On pourrait dire de lui qu’il est malin comme un singe, ou rusé comme un renard, et je suis certaine que La Fontaine l’aurait adoré. En attendant sous ses airs de super raconteur d’histoires, il explore des sujets sensibles avec beaucoup d’élégance et de poésie, que ce soit pour les phobies, le deuil, la séparation, l’apparence, le manque de confiance, le désir de fonder une famille, d’être le meilleur père ou être un super héros même en amour, sans jamais être moralisateur mais en restant un grand rêveur, la tête dans les nuages mais les deux pieds sur terre.

J’aurais pu prendre la grosse tête, mais je ne savais pas trop ce que je devais à mes chaussures qui couraient vite et à mes slips qui faisaient bien l’amour. “

Une chose est sûre, il utilise des stylos qui écrivent de belles histoires, qui ne manquent ni d’amour ni d’humour dont il serait dommage de se priver.

” Je ne voulais pas partir sans dire à ceux que j’ai aimé que je les avais aimés. J’espère qu’il le savent. Je n’ai pas visité tous les continents, je n’ai pas gravi de hautes montagnes. Mais j’ai connu l’amour. J’ai toujours préféré aux vertiges des cimes ceux de l’amour. Après la chute, on s’en relève et un jour on se reprend à rire. J’ai beaucoup aimé et j’ai beaucoup ri.
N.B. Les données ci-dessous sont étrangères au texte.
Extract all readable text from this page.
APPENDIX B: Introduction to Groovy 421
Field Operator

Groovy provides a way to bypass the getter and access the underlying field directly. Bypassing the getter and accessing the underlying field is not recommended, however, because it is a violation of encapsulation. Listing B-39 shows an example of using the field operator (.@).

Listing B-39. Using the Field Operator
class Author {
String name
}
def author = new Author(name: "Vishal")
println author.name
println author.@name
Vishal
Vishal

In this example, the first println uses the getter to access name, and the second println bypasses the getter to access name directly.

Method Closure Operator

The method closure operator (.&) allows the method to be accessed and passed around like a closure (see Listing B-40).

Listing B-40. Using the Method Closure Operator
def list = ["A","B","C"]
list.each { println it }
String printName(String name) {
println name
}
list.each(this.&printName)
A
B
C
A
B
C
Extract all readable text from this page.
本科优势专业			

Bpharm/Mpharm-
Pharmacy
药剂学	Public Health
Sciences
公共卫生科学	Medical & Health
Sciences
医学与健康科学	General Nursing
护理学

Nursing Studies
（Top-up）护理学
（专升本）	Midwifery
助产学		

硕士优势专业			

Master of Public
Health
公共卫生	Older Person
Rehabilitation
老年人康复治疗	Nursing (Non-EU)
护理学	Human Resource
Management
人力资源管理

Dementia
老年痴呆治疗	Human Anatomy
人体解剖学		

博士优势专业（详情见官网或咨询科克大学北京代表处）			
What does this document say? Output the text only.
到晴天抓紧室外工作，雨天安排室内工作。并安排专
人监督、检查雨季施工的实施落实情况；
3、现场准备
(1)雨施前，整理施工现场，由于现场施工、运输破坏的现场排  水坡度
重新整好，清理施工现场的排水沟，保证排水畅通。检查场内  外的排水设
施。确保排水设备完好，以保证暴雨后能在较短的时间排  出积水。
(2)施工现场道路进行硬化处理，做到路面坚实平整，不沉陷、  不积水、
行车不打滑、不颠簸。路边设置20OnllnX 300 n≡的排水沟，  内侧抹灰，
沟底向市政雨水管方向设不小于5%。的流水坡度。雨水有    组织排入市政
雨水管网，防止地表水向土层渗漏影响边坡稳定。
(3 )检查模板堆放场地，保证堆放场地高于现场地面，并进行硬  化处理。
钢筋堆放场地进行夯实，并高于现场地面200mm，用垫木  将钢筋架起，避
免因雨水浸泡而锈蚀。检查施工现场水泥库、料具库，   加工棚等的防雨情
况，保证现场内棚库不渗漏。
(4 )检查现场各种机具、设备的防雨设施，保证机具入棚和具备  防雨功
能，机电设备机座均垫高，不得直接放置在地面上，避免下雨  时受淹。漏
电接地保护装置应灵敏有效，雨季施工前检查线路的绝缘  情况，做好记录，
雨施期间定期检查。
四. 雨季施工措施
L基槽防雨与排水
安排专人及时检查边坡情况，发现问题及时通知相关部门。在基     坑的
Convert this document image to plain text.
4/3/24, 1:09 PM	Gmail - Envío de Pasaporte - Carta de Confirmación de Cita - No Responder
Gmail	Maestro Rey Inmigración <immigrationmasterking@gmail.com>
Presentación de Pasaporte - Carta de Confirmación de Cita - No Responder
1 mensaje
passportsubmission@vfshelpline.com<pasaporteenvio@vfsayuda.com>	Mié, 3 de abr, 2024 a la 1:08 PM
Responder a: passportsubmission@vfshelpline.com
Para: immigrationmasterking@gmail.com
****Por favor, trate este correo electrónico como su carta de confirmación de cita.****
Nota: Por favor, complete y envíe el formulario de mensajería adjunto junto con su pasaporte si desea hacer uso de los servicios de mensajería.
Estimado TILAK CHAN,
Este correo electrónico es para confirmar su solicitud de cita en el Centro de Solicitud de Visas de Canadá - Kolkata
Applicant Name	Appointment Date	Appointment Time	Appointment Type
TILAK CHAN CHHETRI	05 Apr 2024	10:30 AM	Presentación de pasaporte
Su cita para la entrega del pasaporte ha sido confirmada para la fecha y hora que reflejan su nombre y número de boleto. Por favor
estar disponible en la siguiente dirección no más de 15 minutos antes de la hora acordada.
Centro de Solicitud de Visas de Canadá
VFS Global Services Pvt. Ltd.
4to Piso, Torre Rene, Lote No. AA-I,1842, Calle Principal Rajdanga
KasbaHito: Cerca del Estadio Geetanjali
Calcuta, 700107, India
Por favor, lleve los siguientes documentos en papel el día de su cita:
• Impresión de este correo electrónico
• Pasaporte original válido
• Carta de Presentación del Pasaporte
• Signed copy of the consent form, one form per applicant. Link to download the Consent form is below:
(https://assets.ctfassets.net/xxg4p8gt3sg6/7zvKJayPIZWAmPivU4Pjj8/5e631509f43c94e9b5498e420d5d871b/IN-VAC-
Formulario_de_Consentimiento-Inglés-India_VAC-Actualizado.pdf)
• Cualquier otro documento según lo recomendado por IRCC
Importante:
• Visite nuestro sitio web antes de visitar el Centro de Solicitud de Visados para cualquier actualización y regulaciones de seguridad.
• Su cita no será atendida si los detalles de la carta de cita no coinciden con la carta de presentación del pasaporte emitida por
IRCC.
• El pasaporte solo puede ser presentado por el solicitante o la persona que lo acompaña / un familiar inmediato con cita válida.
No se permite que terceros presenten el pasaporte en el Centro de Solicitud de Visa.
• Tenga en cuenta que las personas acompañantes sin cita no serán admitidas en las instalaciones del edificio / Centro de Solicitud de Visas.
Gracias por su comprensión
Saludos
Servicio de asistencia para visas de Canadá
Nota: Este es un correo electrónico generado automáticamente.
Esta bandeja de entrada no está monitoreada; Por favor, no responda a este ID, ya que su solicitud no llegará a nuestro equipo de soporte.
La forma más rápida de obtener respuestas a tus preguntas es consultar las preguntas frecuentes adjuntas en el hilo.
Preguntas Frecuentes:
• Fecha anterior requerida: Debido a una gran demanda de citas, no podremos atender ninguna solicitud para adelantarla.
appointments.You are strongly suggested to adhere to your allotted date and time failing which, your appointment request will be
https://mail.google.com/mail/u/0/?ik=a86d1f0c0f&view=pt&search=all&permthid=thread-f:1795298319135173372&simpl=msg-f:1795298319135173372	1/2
De quoi partir sans regret. “

Si l’auteur trouve les mots et rivalise de fantaisie et d’imagination pour nous offrir ces bonnes nouvelles, je n’en ai pas 36 pour lui dire que je les ai adoré, à moins d’utiliser toutes les langues de la planète.

Comme ci-dessous :

À votre tour de découvrir ces délicieuses nouvelles et de rêver, un peu, beaucoup, à la folie…

Pour info :

Gilles, moi-même et son éditeur David

Gilles Marchand est écrivain et éditeur.

Historien, il a publié un « Dictionnaire des monuments de Paris »(2003), une « Chronologie d’histoire de la peinture » (2002), coécrit avec Hélène Ferbos, et « La construction de Paris » (2002), scénario de la bande dessinée, aux éditions Gisserot.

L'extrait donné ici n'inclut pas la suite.